Josie wondered if her parents had called the police, decided they probably hadn’t. Had they even considered it before deciding against? Had her Dad ever tried drugs? Had that ever tempted him? She’d seen him slightly drunk a number of times, a jolly smiling man too quick with the embraces, a man who got very red in the face after a second martini. Drugs and him were unlikely. Still, she’d been in the program long enough to realize that the straightest-looking, most normal people often rode their addictions to the meanest bottoms. It was the pale, bookish types who had the worst stories, the ones full of violence and theft and betrayal.
Her thoughts meandered back to Herbie. Dead Herbie, whom the Zulu claimed had told her things she couldn’t remember but eventually would.
It struck her in an idle way that she would probably be dead herself very soon. If the Zulu found out what he wanted to know, that would be that, he wouldn’t keep her around, certainly wouldn’t release her. And if she didn’t know, couldn’t tell him anything, the result would be the same. The thought held no fright, had a certain appeal. In her mind she’d seen her own death hundreds of times, had created endless scenarios. During her rehabs, it had been a way to while away the silent hours. It had helped her come to term with things, this vision and understanding of death. How would they do it? She hoped for an overdose, that would be best, too much of a good thing. After a while the cravings returned and she thought of nothing else.
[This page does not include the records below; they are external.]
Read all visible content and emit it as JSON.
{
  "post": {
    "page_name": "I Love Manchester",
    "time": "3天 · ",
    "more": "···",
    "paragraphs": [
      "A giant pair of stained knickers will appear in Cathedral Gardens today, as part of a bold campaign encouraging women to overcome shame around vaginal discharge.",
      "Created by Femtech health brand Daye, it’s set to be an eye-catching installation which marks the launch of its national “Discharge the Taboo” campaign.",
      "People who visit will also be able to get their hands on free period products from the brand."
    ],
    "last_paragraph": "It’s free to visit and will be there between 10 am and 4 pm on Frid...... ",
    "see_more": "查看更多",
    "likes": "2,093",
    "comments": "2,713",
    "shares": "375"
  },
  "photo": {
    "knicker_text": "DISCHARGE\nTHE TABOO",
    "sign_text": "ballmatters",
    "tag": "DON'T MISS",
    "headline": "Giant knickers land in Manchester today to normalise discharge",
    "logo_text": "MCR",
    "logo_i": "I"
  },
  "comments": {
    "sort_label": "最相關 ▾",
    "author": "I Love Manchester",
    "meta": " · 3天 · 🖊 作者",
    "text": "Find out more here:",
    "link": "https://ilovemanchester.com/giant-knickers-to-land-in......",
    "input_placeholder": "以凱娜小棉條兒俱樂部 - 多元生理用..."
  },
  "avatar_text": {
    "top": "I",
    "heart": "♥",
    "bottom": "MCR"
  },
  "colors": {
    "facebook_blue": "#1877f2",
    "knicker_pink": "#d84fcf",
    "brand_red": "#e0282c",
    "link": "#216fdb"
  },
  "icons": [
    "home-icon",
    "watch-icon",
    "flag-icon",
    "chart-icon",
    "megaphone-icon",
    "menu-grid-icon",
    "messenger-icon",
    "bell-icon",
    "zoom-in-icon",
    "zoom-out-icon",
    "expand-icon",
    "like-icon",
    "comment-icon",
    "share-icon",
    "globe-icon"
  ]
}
Sunlight didn’t penetrate the basement. She thought she might have been down there maybe a day, maybe two, but it could have been less or more.
The Zulu seemed to know when to appear with a fresh dose. He would sit across from her on a footstool and play with the crack vials, tapping two against each other so they made a glassine sound, muted windchimes. He would hand her the pipe, light it, she’d suck at it greedily. He’d ask the same questions over and over again. He had patience, he never raised his voice, never threatened her. He would stay a few moments and then stand, straighten the crease in his trousers and walk away.